Außerdem fordern wir eine verbesserte Förderung von Existenzgründerinnen und Existenzgründern. Hierzu haben wir bereits einen Antrag vorgelegt, auf den ich hier nur verweisen kann, weil meine Zeit langsam abläuft.

Letzter Punkt: Positiv finden wir, dass in dem Entschließungsantrag darauf hingewiesen wird, dass insbesondere Innovationsförderung in den Bereichen Umwelt, Gesundheit und Energie wichtig ist. Das sind urgrüne Themen. Aber schauen Sie sich an, wie auf der einen Seite die SPD stur und strukturkonservativ an dem Bau von Kohlekraftwerken festhält und auf der anderen Seite Roland Koch - ich komme aus Hessen - in den letzten neun Jahren die erneuerbaren Energien gefördert hat.
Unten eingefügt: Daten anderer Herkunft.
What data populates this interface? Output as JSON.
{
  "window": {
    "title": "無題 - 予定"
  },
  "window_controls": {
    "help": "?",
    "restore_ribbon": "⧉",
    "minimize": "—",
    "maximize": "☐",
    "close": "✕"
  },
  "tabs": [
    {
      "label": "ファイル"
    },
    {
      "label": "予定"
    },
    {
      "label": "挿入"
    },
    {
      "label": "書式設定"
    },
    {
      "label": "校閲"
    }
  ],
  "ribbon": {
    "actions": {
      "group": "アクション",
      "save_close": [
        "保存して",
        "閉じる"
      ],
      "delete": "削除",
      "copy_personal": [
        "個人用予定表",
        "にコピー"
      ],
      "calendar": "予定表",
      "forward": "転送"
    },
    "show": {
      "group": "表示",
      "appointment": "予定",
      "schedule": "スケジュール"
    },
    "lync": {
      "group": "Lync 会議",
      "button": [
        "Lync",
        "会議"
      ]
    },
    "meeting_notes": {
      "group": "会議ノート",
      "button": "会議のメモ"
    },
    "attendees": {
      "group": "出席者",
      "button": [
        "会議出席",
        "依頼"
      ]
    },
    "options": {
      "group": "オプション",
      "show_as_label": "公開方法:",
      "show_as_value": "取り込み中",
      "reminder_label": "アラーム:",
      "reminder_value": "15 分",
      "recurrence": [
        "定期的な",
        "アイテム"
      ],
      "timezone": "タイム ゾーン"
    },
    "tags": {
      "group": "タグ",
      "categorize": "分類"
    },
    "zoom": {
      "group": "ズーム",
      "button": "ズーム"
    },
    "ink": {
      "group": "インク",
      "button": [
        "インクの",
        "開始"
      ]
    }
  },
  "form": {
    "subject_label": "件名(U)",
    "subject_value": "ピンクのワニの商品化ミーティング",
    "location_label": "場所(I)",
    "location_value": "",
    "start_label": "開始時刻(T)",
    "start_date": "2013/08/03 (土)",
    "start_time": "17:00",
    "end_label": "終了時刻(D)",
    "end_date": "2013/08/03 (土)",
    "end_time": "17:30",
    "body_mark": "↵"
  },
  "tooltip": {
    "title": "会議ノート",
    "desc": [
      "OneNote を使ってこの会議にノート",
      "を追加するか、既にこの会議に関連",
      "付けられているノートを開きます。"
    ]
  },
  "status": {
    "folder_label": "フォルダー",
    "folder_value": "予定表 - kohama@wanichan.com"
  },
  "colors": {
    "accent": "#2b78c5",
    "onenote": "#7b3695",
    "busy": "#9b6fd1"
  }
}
Vizepräsidentin Dr. h. c. Susanne Kastner:

Herr Kollege, Sie müssen in der Tat zum Ende kommen.

Dr. Wolfgang Strengmann-Kuhn(BÜNDNIS 90/ DIE GRÜNEN):

Letzter Satz. - Schauen Sie sich die innovativen Konzepte des Wirtschaftsministers im Bereich Umwelt- und Energiepolitik an. Zu all dem kann ich nur sagen: Wenn die Böcke die Gärtner sind, kann die Innovationsförderung in Deutschland nicht wirklich vorankommen.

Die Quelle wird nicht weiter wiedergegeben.